Tag Archives: offsec

Offensive Security AWAE/OSWE

I recently was enrolled in the Offensive Security Advanced Web Attacks and Exploits course. This is the newer version of the course, and it leads to the Offensive Security Web Expert Certification. Well, you’ll get the cert after you pass a 48 hour hands-on exam and write a report of your findings. Fun.

First off, I have bug bounty hunting/web app testing experience, so some of the material in the course is not new to me. With that said, the material is presented well, and I enjoyed being able to see somebody else’s methodology of going from initial exploit to full-blown remote code execution. And I definitely still learned a lot along the way.

I’m a mostly self-taught hacker, as are a lot of people in the field. Unfortunately, I find that when I learn on my own, I miss some things along the way. Usually it’s just little time-saving tricks or different ways of doing things, but sometimes I miss things that may cost me money in the bug hunting world. So, I like to supplement the self-learning with some courses occasionally.

If you’re reading this, you probably know how the labs are set up. You get access to 12 boxes running vulnerable software. You exploit them from initial exploit to RCE. The course manual and videos walk you through it, and then they give you “extra miles” to complete, if you’re inclined. The course manual and videos are well put together and explain all the exploits thoroughly.

Should you purchase this course? That depends. I think if you’re already established in the field and making some money bug hunting, you can probably pass it over. If you’re looking to make a transition into web-app pentesting from dev work, it would be a good choice for you. If you’re looking to challenge yourself, go for it. If you’re looking to bolster the resume, go for it.

What do you need to know to complete the course? Well, my skills in C# and Java are a little lacking, so those parts were the most challenging for me, but they were also the parts where I learned the most. I’ve seen some people recommend having an OSCP cert before starting the AWAE, but I don’t think that’s necessary. They are different beasts, and while there is some overlap, it isn’t much. I’d say having a thorough understand of Python (requests package and sessions), and Linux is much more helpful than having an OSCP. The course touches PHP, Node, regular Javascript, Python, C#, and Java (am I forgetting anything?), so if you are lacking experience in any of those, I’d recommend familiarizing yourself with them before you start the course.

Offsec Proving Grounds Review

If you don’t already know, the Offsec Proving Grounds are a new laboratory created by Offsec to compliment their training courses. It’s basically a Hack the Box version of Vulnhub, and it explains why Offsec purchased Vulnhub recently.

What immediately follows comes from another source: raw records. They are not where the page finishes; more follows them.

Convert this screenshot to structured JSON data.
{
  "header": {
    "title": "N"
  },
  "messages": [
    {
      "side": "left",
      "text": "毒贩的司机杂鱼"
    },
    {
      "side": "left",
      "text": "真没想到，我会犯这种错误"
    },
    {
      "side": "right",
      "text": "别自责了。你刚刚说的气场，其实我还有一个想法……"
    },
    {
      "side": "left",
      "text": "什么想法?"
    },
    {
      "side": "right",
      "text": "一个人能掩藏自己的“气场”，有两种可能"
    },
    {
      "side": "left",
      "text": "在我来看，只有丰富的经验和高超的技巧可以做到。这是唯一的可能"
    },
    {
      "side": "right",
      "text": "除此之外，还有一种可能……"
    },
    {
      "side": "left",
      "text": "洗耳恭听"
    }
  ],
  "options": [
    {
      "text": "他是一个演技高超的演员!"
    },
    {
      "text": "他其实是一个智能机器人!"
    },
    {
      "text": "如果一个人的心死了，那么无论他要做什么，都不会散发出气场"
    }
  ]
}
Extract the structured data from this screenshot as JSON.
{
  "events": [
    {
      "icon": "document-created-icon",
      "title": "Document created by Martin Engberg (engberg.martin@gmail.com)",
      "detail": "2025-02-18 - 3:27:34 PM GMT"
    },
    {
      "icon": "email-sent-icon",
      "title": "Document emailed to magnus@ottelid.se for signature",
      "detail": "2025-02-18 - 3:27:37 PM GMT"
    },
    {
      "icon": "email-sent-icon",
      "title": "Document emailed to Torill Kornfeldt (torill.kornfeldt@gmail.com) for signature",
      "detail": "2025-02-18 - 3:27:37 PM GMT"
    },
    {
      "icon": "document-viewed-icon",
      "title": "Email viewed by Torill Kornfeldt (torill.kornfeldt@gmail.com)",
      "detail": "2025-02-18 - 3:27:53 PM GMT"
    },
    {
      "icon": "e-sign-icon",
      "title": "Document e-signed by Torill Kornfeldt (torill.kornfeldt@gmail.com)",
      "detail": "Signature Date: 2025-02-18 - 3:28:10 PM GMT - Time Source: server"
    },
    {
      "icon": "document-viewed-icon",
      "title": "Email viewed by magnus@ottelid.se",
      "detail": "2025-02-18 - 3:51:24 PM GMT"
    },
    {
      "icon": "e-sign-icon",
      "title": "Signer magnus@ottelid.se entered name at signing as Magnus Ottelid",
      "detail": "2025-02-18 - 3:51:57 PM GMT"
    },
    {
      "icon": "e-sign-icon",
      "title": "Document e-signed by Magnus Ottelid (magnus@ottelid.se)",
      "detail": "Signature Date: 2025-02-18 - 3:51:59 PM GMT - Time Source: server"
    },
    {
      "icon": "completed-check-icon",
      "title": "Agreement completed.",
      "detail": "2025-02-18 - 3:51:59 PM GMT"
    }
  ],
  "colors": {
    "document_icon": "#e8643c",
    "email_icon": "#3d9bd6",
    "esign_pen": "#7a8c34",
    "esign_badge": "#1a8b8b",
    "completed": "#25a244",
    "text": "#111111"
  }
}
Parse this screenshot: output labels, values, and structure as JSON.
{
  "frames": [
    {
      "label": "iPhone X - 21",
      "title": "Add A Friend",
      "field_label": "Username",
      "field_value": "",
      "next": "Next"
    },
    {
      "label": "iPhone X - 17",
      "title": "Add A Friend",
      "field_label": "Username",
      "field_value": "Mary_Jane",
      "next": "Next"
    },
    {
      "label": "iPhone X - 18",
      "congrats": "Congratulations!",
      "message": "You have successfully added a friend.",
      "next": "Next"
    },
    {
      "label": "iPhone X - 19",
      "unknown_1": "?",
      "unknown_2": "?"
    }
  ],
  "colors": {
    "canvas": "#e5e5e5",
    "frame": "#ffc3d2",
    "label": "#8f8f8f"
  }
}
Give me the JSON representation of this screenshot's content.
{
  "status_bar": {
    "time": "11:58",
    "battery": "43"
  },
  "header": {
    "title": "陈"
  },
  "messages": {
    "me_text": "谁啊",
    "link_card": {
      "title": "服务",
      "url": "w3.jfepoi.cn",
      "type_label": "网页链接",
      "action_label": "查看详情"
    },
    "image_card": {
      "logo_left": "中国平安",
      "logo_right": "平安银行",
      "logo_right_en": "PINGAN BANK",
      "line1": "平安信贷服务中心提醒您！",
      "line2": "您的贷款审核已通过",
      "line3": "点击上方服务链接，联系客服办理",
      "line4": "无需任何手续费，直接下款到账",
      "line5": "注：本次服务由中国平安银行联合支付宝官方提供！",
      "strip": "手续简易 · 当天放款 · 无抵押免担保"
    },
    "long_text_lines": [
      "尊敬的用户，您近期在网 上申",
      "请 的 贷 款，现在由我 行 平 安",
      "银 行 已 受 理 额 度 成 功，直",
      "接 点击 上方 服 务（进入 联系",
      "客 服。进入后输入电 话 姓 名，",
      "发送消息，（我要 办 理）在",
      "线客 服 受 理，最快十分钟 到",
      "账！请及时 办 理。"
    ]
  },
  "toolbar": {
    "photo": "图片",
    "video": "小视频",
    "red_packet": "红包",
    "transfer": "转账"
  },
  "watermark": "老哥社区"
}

I’ve been trying it out for a couple of months now, and I think it was a good move for Offsec, but it is lagging vs. the competition.

> Price

First off, for $20 a month, it is significantly more expensive than HTB’s standard VIP option, which is about $10. HTB also has more boxes, challenges, labs, etc. So Offsec is definitely behind, in this regard. With that said, Offsec has started paying people to submit boxes, so I see the number and quality of boxes available increasing soon. I know if I was to make a box, and I’ve toyed around with the idea, I’d probably submit it to Offsec before HTB, at this point.

> Site Design

Offsec’s website design is functional, but it isn’t as flashy as HTB. That may be a positive or negative, depending on your taste. At first I had some troubles getting machines to start properly, but that appears to be ironed out.

> Functionality

It seems you have to have your VPN connection going to start a machine, which is almost as annoying as the machines changing IP addresses each time they are restarted. Also, don’t log out and clear your cookies, that will make stuff go a bit haywire, though that may be cleared up by now. I think you should be able to add this to your .ovpn file to automatically log in

auth-user-pass /home/user/.ssh/login.conf

And then create login.conf in the same directory as the ovpn file. In login.conf, put your username on one line and password on the next line – that’s all. Two lines, first is username and the second is your password.

> Conclusion

I’d say the proving grounds are best for those people working towards an OSCP. They easy boxes on the site are actually easy in comparison to the newer HTB “easy” boxes. Offsec needs to work on updating the website to be a bit more modern, and add more features to increase the value. After all, why would somebody pay nearly double the price of HTB for less value? Also, please make it so I don’t have to enter my obscure VPN credentials every time I log in.